Tom DeMarco says knowing how to manage project risks enables companies to take bigger ones

To get big payoffs, you need to take big risks, says Cutter Consortium analyst Tom DeMarco. In his most recent book, Waltzing With Bears, he and co-author Timothy Lister explain how project managers can help their businesses embrace risk and reap the rewards. He told Kathleen Melymuka why risk management is an idea whose time has finally come.

CIO: You and Tim Lister have written about many topics over the years. Why risk management now?

DeMarco: We have moved from a focus on risk control to a focus on risk-taking. When you're trying to enable people to take risks, then you really need to use a much more disciplined approach that allows you to assess and track the risk. It sounds paradoxical, but it's the change in mind-set from, "Make this go away" to "Make it possible for me to take some really big risks without betting the farm on them". All the systems that are changing the world are very risky systems, but the payback is enormous. So we need much more methodical ways to take risks.

CIO: You call risk management "adult project management". Why?

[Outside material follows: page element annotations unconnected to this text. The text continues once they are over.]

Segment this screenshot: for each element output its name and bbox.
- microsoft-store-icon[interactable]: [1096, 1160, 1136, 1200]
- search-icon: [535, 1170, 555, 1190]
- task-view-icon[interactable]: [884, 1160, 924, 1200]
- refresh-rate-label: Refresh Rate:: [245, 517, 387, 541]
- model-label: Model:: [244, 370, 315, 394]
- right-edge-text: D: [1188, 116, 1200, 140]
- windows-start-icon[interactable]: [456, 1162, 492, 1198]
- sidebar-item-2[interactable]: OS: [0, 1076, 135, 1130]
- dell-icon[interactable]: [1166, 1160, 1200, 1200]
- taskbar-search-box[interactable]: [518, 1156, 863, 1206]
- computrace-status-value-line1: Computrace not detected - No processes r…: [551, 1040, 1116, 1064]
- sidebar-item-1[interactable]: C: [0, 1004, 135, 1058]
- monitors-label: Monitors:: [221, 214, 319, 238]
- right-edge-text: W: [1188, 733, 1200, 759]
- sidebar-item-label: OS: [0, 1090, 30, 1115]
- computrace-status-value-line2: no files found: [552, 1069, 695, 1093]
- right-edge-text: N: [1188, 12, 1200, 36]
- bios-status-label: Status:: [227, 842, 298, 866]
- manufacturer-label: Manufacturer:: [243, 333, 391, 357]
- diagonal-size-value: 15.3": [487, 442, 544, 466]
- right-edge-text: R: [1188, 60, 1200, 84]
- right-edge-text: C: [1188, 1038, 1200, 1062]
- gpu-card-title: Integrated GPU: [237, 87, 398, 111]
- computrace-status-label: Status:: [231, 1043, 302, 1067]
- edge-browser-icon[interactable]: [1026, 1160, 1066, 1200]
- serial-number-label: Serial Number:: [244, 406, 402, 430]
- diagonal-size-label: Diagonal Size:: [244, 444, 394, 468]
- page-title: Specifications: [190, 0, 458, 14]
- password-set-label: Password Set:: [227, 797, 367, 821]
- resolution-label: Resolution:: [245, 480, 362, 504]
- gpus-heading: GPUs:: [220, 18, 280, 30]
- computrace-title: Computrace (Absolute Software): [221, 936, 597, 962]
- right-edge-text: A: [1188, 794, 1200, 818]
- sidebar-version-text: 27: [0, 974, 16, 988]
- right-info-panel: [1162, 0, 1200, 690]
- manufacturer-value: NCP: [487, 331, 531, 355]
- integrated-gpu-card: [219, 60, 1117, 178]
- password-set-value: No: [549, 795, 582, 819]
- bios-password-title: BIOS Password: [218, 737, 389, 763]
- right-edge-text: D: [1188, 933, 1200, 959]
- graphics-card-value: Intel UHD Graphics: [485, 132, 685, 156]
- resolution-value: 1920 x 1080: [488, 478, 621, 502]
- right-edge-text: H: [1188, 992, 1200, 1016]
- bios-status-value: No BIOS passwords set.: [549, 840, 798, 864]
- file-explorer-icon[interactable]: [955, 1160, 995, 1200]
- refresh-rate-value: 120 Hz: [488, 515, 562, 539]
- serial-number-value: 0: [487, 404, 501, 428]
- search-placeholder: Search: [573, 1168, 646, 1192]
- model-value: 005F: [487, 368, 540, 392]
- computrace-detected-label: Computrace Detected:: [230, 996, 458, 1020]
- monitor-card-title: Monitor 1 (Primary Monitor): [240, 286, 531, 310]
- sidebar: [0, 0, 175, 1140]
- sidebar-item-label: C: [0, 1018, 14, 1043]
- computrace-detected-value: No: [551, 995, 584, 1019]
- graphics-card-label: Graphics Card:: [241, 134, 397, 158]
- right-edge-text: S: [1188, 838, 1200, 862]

DeMarco: Children are allowed to maintain a blase presumption that there is nothing bad in the world. Adults worry about the bad things that can happen. In pushing aside any consideration of failure, the can-do management philosophy is intrinsically childlike. We need to move past that. Can-do is a recipe for being able to take only small risks.

CIO; What are some of the benefits of good risk management?

DeMarco: It makes risk-taking possible. It doesn't oblige you to abandon your stretch goal; it only causes you to consider your fallback plans for if that goal is not reached. It builds a much more healthy relationship between builder and buyer, in which people are able to talk maturely about uncertainty instead of pretending they're certain when they haven't got a clue. It's a way to scrub out the little white lies that are so much a part of the builder/buyer relationship.

CIO: What's the hardest thing about managing risk in an IT project?

DeMarco: Risk is an abstraction: something that may or may not happen. We are not used to dealing with abstractions on project plans. Every activity on a project plan has to be done. Any that might have to be done are not on the plan. The whole notion of uncertainty is hard to wrap your mind around. It's anti-intuitive and also countercultural in some places. There are some places where you can be wrong but you're not allowed to be uncertain.

CIO: Risk management seems so obvious. Why are IT groups so averse to it?

DeMarco: There's a presumption built into the heart of IT project planning that starting a project off toward unrealistic goals does no harm. But if you've been through a project that was done that way, you know it does terrible harm. It causes you to do things in the wrong order and leave out things that need to be done. But still, we figure out the most optimistic possible scenario and plan according to that.

CIO: Are IT people ready to do real risk management?

DeMarco: There is a class of person who is reluctant to open this book. They know it will tell them about managing uncertainty in a reasonable way, and a lot of people don't want to hear that. It's like going for a colonoscopy. You know it's good for you, but you keep putting it off because you don't want to face the possibility of bad news.